I already own some guns, but they are all Revolvers.. 

And I have never bought a new gun, and I just purchased a XD .40 SubCompact


Is there anything I need to do before I shoot it for the first time?

I clean my guns after I go to the Range and shoot, but like I said all of the guns I own are Revolvers - is there any tips for cleaning/taking care of a Semi - Automatic

Or if there is any other Information that you want to share on Break-in the gun or what ever.. Do share

Thanks for helping out this Newbie


----------



## Todd (Jul 3, 2006)

I have the XD-40 Service. Lube and clean it _before _ you take it to the range. I use Mobil 1 Synthetic oil. Works great and if you compare it in price per ounce against gun oil, it's a great bargain. Don't over lube!  A little goes a long way. You literally only need a few drops.

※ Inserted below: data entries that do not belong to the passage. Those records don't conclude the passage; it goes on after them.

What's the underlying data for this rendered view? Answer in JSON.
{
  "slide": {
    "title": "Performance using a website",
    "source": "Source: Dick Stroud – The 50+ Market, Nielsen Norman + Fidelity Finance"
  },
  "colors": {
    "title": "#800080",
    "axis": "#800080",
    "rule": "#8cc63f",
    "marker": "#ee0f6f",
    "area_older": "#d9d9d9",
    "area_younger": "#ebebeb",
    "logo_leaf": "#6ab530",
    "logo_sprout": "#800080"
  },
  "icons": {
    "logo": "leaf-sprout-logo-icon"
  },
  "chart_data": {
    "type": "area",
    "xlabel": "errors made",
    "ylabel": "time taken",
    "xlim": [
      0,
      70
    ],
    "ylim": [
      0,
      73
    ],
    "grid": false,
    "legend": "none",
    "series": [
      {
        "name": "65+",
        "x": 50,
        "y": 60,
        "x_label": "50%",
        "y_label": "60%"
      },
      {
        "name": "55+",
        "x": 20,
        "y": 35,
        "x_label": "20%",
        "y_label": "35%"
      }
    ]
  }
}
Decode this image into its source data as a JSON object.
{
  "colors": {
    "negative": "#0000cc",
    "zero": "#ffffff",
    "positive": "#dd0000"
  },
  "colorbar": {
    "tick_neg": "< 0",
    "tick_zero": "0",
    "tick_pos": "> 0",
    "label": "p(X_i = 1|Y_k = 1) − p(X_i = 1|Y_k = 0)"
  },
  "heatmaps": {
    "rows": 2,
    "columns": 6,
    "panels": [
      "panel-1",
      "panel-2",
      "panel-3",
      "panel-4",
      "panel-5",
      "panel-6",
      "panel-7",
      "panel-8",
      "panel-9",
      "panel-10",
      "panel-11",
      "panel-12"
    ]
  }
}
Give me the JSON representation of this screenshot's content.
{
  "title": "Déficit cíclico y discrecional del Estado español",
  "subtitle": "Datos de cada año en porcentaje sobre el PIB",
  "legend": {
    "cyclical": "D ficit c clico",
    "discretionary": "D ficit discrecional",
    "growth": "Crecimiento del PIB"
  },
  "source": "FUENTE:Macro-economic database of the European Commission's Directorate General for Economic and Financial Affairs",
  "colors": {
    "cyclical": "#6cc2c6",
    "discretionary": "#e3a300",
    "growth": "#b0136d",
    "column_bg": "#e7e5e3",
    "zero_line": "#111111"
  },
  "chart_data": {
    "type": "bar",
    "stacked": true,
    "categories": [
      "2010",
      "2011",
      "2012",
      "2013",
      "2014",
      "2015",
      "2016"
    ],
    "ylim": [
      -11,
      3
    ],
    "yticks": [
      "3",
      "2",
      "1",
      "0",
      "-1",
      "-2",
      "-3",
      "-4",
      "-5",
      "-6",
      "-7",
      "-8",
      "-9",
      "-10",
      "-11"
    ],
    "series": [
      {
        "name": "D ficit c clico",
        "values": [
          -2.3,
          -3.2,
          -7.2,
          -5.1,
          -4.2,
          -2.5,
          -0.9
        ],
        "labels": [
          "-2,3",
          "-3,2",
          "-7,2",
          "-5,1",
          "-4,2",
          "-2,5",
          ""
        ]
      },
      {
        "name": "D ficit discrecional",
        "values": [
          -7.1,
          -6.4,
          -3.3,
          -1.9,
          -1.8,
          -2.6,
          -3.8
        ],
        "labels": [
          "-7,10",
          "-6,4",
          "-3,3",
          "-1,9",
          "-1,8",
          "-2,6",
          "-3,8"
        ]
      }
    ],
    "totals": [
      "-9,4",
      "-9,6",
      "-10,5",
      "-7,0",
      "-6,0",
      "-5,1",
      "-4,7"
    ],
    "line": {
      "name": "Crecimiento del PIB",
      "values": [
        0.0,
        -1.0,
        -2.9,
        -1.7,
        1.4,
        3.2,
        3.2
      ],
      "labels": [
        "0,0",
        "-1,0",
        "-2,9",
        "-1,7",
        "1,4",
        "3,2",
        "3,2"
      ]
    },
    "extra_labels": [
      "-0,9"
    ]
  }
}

As far as cleaning goes, some guys clean their XD's every few hundred to 1000 rounds. Other's, like me, clean it after every trip to the range and every week regardless if it has been fired or not. Kind of your call on that. I just field strip mine and try to get into every nook and cranny. Some guys will completely take it down. Again, your call.

Check out http://www.xdtalk.com/. You can get some good info on your XD there as well.


----------



## Baldy (Jun 21, 2006)

+1 With Todd. Field strip it and lube it and go and have some fun.


----------